Change of Values as Culture Moves Progressive

Reviewing an interactive page of polling charts from the Wall Street Journal, Matthew Continetti observes on National Review:

As God, country, and children have receded in importance, the percentages of Americans who say that “community” and “money” are very important to them have surged. As I studied the results, I thought of Mary Eberstadt’s groundbreaking 2013 book, How the West Really Lost God, as well as Robert Nisbet’s 1953 Quest for Community. Eberstadt argued that the decline of the natural family was driving religious disaffiliation. Nisbet noticed long ago that if the human longing for community is not fulfilled by the mediating institutions of family, church, and neighborhood, human beings will look to Leviathan for commitment and meaning.
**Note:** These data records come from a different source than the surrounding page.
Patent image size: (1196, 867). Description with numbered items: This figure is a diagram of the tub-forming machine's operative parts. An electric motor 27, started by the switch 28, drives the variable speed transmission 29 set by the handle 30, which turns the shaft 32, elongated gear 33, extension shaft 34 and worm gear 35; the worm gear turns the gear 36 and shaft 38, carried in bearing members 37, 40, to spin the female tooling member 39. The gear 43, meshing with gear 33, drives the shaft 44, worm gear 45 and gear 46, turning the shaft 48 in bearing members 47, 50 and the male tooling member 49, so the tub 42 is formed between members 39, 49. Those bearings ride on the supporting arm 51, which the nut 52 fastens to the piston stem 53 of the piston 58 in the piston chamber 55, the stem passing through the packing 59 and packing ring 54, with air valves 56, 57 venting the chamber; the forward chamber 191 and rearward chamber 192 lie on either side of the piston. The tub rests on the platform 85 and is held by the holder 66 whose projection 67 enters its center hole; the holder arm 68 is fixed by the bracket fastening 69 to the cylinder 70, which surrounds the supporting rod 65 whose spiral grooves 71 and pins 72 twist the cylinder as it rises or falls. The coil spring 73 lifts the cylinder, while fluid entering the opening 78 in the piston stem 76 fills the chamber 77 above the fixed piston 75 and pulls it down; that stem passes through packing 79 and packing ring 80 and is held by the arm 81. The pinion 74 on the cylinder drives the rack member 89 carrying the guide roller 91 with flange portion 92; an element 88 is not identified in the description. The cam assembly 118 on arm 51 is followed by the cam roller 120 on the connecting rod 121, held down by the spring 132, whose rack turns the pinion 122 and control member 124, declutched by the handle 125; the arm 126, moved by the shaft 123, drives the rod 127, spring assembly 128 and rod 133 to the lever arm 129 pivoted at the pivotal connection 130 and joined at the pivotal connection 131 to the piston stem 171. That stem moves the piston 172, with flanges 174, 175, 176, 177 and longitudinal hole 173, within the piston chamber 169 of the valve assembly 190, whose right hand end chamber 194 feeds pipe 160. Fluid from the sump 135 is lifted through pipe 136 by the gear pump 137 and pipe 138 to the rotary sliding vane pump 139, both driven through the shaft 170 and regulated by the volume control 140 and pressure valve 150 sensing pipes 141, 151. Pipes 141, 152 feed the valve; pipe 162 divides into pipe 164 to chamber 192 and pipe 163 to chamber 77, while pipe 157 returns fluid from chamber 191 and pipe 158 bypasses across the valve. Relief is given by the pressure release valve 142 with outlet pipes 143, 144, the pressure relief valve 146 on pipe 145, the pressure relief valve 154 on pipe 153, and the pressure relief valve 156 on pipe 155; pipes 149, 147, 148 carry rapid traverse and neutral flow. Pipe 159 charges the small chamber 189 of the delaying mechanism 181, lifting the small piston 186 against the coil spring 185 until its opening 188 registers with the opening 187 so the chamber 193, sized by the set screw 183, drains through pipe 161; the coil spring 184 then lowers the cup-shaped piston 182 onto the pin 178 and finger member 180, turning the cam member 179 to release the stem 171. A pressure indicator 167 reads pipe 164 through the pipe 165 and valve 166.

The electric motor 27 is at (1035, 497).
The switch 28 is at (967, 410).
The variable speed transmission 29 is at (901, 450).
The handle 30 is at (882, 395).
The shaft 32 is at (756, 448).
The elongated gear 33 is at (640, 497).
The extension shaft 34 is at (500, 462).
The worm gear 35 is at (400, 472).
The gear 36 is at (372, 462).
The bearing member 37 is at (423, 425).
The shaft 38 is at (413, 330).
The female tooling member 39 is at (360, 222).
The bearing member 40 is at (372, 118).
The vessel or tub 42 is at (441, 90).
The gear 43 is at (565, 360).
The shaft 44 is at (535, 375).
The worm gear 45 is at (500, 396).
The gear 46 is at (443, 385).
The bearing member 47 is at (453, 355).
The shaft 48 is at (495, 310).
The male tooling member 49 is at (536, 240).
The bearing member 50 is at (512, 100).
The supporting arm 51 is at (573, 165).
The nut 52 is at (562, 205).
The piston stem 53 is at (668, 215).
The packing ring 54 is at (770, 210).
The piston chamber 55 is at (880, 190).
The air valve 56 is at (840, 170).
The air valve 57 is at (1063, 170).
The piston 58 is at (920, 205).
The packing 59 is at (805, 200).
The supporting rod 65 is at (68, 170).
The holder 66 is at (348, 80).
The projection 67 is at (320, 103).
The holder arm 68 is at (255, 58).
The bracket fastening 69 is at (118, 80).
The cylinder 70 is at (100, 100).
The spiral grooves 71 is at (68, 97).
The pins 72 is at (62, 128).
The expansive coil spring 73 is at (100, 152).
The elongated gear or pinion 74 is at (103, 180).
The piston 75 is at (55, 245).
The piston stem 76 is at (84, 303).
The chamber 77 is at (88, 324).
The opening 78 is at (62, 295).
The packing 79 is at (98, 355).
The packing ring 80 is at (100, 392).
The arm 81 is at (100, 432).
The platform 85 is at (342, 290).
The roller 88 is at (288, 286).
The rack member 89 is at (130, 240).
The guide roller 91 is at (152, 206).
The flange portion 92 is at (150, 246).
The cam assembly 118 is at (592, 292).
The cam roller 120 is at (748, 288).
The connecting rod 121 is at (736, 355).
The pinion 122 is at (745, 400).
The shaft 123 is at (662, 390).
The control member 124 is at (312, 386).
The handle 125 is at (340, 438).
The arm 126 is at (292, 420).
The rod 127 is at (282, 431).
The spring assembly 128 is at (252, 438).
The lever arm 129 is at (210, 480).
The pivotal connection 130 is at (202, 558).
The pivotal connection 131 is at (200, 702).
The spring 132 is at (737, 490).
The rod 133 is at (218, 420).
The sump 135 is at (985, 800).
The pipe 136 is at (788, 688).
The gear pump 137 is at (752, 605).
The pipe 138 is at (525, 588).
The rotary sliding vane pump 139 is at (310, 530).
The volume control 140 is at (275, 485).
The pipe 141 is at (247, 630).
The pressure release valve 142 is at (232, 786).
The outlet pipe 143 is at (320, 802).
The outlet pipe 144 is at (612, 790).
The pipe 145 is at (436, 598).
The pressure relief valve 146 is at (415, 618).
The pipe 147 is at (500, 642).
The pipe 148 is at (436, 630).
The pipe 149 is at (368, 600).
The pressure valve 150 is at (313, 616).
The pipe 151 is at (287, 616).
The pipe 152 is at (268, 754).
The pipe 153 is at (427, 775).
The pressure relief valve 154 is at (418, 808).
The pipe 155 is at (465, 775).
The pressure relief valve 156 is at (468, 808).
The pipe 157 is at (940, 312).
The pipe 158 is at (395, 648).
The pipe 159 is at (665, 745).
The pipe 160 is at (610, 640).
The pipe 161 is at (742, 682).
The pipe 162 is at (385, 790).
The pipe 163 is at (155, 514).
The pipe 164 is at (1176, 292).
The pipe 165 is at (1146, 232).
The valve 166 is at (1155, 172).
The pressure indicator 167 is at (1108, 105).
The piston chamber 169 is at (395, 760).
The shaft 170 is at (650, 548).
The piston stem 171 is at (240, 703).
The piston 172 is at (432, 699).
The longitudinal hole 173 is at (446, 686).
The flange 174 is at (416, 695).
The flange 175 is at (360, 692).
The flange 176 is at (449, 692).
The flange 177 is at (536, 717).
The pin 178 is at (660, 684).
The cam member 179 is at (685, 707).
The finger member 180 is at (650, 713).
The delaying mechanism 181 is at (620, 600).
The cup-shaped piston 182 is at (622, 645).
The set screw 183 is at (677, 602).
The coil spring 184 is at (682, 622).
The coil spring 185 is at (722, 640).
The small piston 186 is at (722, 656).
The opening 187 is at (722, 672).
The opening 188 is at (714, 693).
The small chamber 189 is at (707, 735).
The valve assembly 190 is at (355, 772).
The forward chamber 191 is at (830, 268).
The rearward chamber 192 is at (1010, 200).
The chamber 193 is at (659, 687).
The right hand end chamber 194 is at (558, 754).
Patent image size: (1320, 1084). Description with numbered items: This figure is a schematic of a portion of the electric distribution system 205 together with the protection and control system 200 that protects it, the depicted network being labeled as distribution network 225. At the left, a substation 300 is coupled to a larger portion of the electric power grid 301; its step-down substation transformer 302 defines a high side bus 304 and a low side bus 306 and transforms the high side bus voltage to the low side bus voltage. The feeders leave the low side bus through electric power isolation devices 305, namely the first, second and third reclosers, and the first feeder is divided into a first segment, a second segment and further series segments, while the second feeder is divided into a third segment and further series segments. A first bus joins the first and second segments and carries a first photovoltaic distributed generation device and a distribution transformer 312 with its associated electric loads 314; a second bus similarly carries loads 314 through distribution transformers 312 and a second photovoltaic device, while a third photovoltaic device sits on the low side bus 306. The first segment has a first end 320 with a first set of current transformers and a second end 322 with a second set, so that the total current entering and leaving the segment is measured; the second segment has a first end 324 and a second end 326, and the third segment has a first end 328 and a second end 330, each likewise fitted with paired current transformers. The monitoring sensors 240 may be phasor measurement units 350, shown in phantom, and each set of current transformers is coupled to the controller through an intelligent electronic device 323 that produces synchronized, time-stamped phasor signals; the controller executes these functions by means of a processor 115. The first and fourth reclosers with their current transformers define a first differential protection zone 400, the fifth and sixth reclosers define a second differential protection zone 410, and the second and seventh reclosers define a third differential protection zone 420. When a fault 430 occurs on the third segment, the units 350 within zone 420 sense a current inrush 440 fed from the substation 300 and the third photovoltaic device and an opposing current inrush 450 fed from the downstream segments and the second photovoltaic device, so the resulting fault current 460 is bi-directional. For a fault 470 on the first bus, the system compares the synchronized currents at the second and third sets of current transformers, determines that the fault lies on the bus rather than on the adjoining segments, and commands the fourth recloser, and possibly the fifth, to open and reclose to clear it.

The polling appears to confirm both arguments. As children have mattered less, so has faith. And as these core institutions have decayed, Americans have turned to the substitute community of polarized politics. The results haven’t been pleasant.

Continetti emphasizes how much “community” increased in importance from 1998 to 2019, from around 47% to around 62%, which is almost exactly the inversion of the importance of religion.  But perhaps just as striking is the increase of the importance of “money,” from 30% to about 41%.

Over 20 years of an increasingly progressive, supposedly more-tolerant and humanistic value system, Americans went from valuing money only half as much as children to valuing the two almost the same.  How is that possible?  Progressivism is supposed to be about people and their full flowering and all that.  Why would we be becoming more materialist?

A survey question at the end of the page raises a related question: whether “anyone can succeed” or “the widening wealth gap undermines opportunities.”  Unfortunately, on all of these questions, the charts only show a straight line from the start value to the end value, and in this case the time frame is only 2014 to 2019, so it’s not showing the longer-term trend of the other chart.

However, Gallup has a similar question about “perceptions of opportunity,” which has the same trend during the last five years, so we can compare the two, at least when it comes to the direction in which opinions have moved.  What’s notable here is that from 1998 to 2014, Americans’ sense that there was “not much” opportunity jumped from 17% to 43%.

So, over that period of cultural change, Americans placed increasing value on money, versus family, and at the same time became more pessimistic about the ability to succeed.  I wonder if the constant drum beating about income inequality and calls for wealth redistribution have had anything to do with this.

Progressives have nudged Americans away from family values and religion and pushed the idea that differences in income should be a central concern.  At the same time the importance of “community” has displaced patriotism and religion, which might seem like a somewhat ambiguous trade, morally, were it not probable that the definition of “community” has changed dramatically in the public mind.  In 1998, your “community” was the people who lived around you.  In recent years, the word has come to mean something more like a social group or demographic caste — as in, “the minority community” or “the law-enforcement community” or any other special-interest “community.”

Little wonder we’re seeing our country become increasingly divided!

Whether they remain progressive or swing dramatically toward other forms of materialism, generations raised in the culture indicated by these trends deserve a watchful, wary eye.